Communities split millions to fight digital divide
- By Dibya Sarkar
- Nov 05, 2000
Calling it an era of "digital inclusion," U.S. Commerce Secretary Norman
Mineta recently awarded $14 million to projects that address the digital
divide in underserved areas across the country.
The Commerce Department's annual Technology Opportunities Program grants
were announced at a Washington, D.C., charter school run by the See Forever
Foundation, which received $395,000 to create a neighborhood technology
center to train residents in computer and Internet usage.
"These projects will expand the circle of opportunity so all Americans
will have a chance to experience this robust economy driven by the digital
economy," Mineta said. Commerce, which received 662 applications, will seek
$45 million from Congress for the program next fiscal year, he said.
Federal funds will also be matched by $18 million raised by grant recipients
from project partners and sponsors.
Some other grant recipients are:
* The County Sheriffs of Colorado plans to use $370,000 to build a statewide,
interagency system of victim/offender information for its 62 offices and
several hundred local law enforcement agencies.

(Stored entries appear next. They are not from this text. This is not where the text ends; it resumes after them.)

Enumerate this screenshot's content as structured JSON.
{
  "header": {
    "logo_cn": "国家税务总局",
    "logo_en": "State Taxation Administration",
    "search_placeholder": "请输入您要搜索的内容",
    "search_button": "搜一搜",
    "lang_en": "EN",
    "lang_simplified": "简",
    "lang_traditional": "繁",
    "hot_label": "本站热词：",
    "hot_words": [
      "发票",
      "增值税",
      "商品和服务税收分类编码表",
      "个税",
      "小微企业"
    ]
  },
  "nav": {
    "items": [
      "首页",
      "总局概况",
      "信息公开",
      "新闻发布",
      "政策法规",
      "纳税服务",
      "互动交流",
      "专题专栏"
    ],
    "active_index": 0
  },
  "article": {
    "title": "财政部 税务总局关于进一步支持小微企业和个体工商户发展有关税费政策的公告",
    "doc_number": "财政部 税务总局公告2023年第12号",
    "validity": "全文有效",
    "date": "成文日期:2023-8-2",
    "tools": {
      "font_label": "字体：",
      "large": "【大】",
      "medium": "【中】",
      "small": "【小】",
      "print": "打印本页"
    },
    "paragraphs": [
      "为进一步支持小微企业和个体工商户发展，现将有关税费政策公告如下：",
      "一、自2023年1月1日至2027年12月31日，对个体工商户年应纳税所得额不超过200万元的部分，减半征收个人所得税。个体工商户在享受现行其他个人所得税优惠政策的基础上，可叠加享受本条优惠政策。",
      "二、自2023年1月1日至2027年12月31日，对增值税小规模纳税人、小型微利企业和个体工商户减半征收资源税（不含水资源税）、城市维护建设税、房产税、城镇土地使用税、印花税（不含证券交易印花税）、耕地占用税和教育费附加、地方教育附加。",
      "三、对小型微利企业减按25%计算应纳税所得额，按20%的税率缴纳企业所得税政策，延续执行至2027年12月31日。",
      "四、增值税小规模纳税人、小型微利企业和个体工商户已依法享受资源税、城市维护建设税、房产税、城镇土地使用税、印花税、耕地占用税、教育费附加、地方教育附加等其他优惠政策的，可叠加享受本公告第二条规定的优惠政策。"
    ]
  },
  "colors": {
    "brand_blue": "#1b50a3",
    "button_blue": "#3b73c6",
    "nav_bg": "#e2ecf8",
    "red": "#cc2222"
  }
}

* The Baltimore City Health Department proposed creating an interactive
database application to track and reduce the spread of sexually transmitted
diseases, HIV/AIDS and tuberculosis. It received $480,000.
* Hennepin County, Minn., will expand on a pilot project in which smart
cards are used to increase volunteerism and investment in local communities.
The county received $298,000.
* The Suquamish Indian Tribe, Wash., will get $410,000 to equip a recreational
vehicle with computers, mobile wireless technology and a satellite downlink
that will travel to housing developments and Early Head Start programs so
elementary-age children can learn to use technology.
* Portland, Ore., will create an interactive network database of metropolitan
housing resources to reduce homelessness and track affordable housing. The
city received $480,000.
* The South Carolina Department of Education will refurbish donated
computers and redistribute them to poor, rural families for use in their
homes and provide Internet access and training. It was awarded nearly $350,000.
* The Pueblo of Santa Ana will get about $490,000 to create a broadband
wireless community intranet to share information among its 12 government
entities and provide high-speed Internet access through a computer or television
for all community members.
A full list of this year's grant winners is available at www.ntia.doc.gov/otiahome/top/grants/fy2000awards.html.